My poor choices when it comes to men are legendary in Seattle. And I mean the entire city. I work in the mayor's office and often host banquets and events on his behalf. I spend a lot of time with civic leaders and because several of them have witnessed a few notable catastrophes, they have taken me into their hearts.
How does this play out? Dates. Blind dates. Scores of them. Seems everyone has an uncle, brother, father, son or cousin who would be perfect for me. My friends arrange meetings in their homes, at the top of the Space Needle (one of the finest among fine needles), at waterfront restaurants and deep in the bowels of ferry boats. And it's always the same. Nice fellows. Attractive enough if those things matter to you. Yuppies, Greeners, logger types, and businessmen. Bikers, tree-huggers, military men and cops.
I appreciate the efforts, I really do. But I always insist on meeting these men alone so I don't have to put on an appearance of interest for the matchmaker.

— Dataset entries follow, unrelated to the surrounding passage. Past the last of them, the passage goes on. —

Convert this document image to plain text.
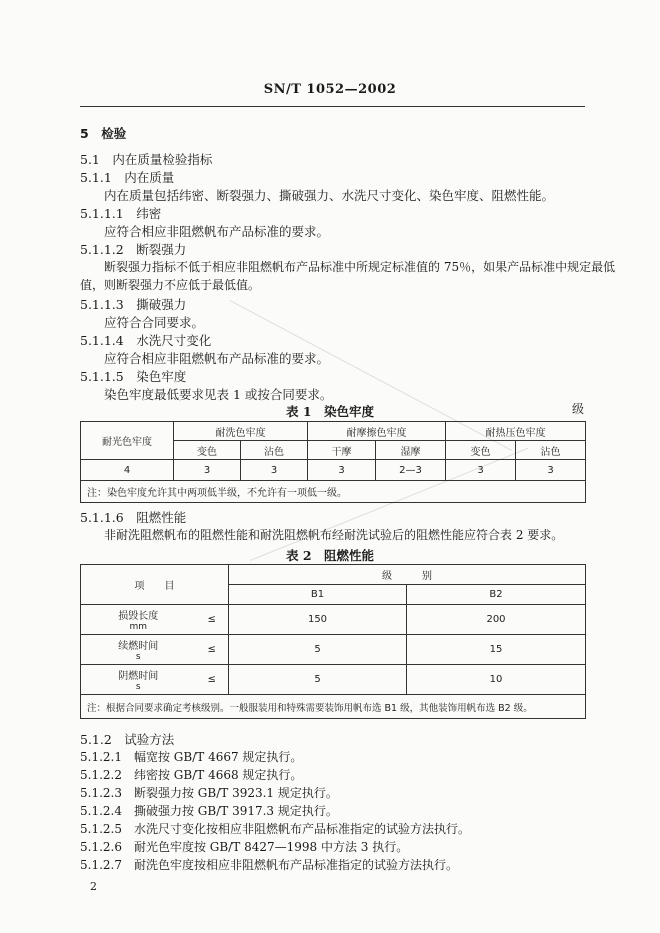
SN/T 1052—2002
5　检验
5.1　内在质量检验指标
5.1.1　内在质量
内在质量包括纬密、断裂强力、撕破强力、水洗尺寸变化、染色牢度、阻燃性能。
5.1.1.1　纬密
应符合相应非阻燃帆布产品标准的要求。
5.1.1.2　断裂强力
断裂强力指标不低于相应非阻燃帆布产品标准中所规定标准值的 75％，如果产品标准中规定最低
值，则断裂强力不应低于最低值。
5.1.1.3　撕破强力
应符合合同要求。
5.1.1.4　水洗尺寸变化
应符合相应非阻燃帆布产品标准的要求。
5.1.1.5　染色牢度
染色牢度最低要求见表 1 或按合同要求。
表 1　染色牢度	级
耐光色牢度	耐洗色牢度		耐摩擦色牢度		耐热压色牢度	
	变色	沾色	干摩	湿摩	变色	沾色
4	3	3	3	2—3	3	3
注：染色牢度允许其中两项低半级，不允许有一项低一级。						
5.1.1.6　阻燃性能
非耐洗阻燃帆布的阻燃性能和耐洗阻燃帆布经耐洗试验后的阻燃性能应符合表 2 要求。
表 2　阻燃性能
项　　目		级　　　别	
		B1	B2

损毁长度
mm	≤	150	200

续燃时间
s	≤	5	15

阴燃时间
s	≤	5	10
注：根据合同要求确定考核级别。一般服装用和特殊需要装饰用帆布选 B1 级，其他装饰用帆布选 B2 级。			
5.1.2　试验方法
5.1.2.1　幅宽按 GB/T 4667 规定执行。
5.1.2.2　纬密按 GB/T 4668 规定执行。
5.1.2.3　断裂强力按 GB/T 3923.1 规定执行。
5.1.2.4　撕破强力按 GB/T 3917.3 规定执行。
5.1.2.5　水洗尺寸变化按相应非阻燃帆布产品标准指定的试验方法执行。
5.1.2.6　耐光色牢度按 GB/T 8427—1998 中方法 3 执行。
5.1.2.7　耐洗色牢度按相应非阻燃帆布产品标准指定的试验方法执行。
2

I suppose it will come as no surprise to my friends that I have made another disastrous choice. Found this one on the third level down at the Pike Place Market. Long hair, wearing one of those knit skull caps made from natural hand-spun yarn. He played guitar and had a soft sad voice that plucked me right out of my errands and delivered me breathless at his feet. He sang the Coventry Carol and God Rest Ye Merry Gentlemen.
I wanted to gift him with a new wardrobe, a classic guitar, fine meals and my trembling adoration. He became my reason for Christmas, for living. That night I fixed him a bubble bath and lined the tub with red votive candles. Then I cooked him a T-bone while he cleaned up. I washed his clothes and carefully scented them with lavender and musk. Shouldn't have bothered. When I tapped on the bathroom door three hours later I discovered he was gone. Along with my checkbook, my mad money and the jeans and sweater I'd bought for my father.
I know I'm supposed to feel cheated, ripped off. But I don't. His smile haunts me like a symphony and the memory of his voice will keep me warm all winter.